August 4, 2020
Picture: Joshua Coleman
According to the Department of Health and Social Welfare (DHSC), pharmaceutical companies should store goods worth six weeks "to ensure the continuity of medical supplies to and from the UK".
In one Letter to the industry Steve Oldfield, Chief Commercial Officer, recognizes the impact of COVID-19 on the sector and the burden on the supply chain. Given that there are no plans to extend Brexit beyond December 31, the government is aware that leaving without an agreement can disrupt the supply chain.

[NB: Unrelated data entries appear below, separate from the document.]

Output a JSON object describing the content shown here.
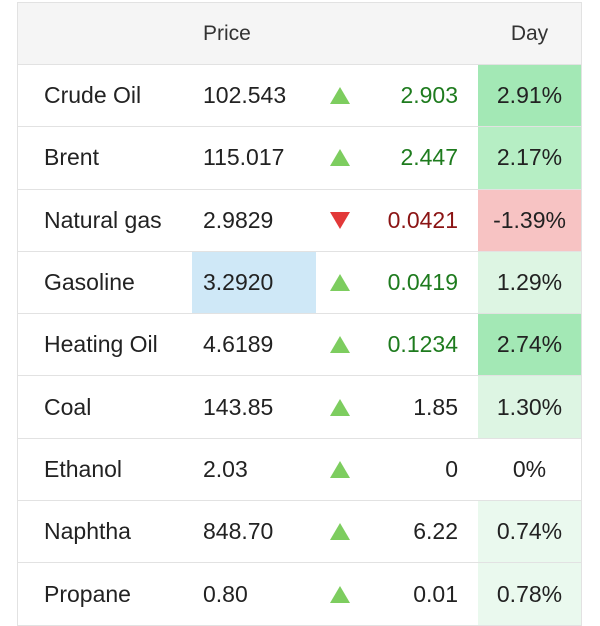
{
  "header": {
    "price_label": "Price",
    "day_label": "Day"
  },
  "colors": {
    "up_text": "#1e7b1e",
    "down_text": "#8b1414",
    "up_arrow": "#7dcd5f",
    "down_arrow": "#e23838",
    "highlight_price": "#cfe8f7",
    "positive_strong": "#a3e8b5",
    "negative": "#f7c3c3"
  },
  "rows": [
    {
      "name": "Crude Oil",
      "price": "102.543",
      "direction": "up",
      "change": "2.903",
      "day": "2.91%"
    },
    {
      "name": "Brent",
      "price": "115.017",
      "direction": "up",
      "change": "2.447",
      "day": "2.17%"
    },
    {
      "name": "Natural gas",
      "price": "2.9829",
      "direction": "down",
      "change": "0.0421",
      "day": "-1.39%"
    },
    {
      "name": "Gasoline",
      "price": "3.2920",
      "direction": "up",
      "change": "0.0419",
      "day": "1.29%"
    },
    {
      "name": "Heating Oil",
      "price": "4.6189",
      "direction": "up",
      "change": "0.1234",
      "day": "2.74%"
    },
    {
      "name": "Coal",
      "price": "143.85",
      "direction": "up",
      "change": "1.85",
      "day": "1.30%"
    },
    {
      "name": "Ethanol",
      "price": "2.03",
      "direction": "up",
      "change": "0",
      "day": "0%"
    },
    {
      "name": "Naphtha",
      "price": "848.70",
      "direction": "up",
      "change": "6.22",
      "day": "0.74%"
    },
    {
      "name": "Propane",
      "price": "0.80",
      "direction": "up",
      "change": "0.01",
      "day": "0.78%"
    }
  ]
}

The announcement states that the focus should now be on reducing potential UK supply disruptions across all categories of medical supplies, including medicines, medical devices and clinical supplies, clinical trial supplies, products of human origin (blood and transplant items). as well as vaccines and countermeasures.
The government is asking suppliers to draw up “flexible mitigation and preparedness plans to prepare for new border and customs procedures” and to point out that all scenarios need to be planned, for example to reduce traffic flow at short canal crossings such as Dover and Calais. With a significant percentage of medical care coming from or through the EU, the government must still have a priority "to keep replenishment rates at the required level by ensuring capacity to direct cargo away from the potential breakdown points of the short straits". Therefore, it asks companies to check current logistics to avoid these routes.
Given the fact that global supply chains have been put under enormous strain due to COVID-19, the letter urges "companies to make inventory an important part of contingency plans and, if possible, to ask industry to keep inventories at a target level of To hold 6 weeks ”. Total stock on British soil ”.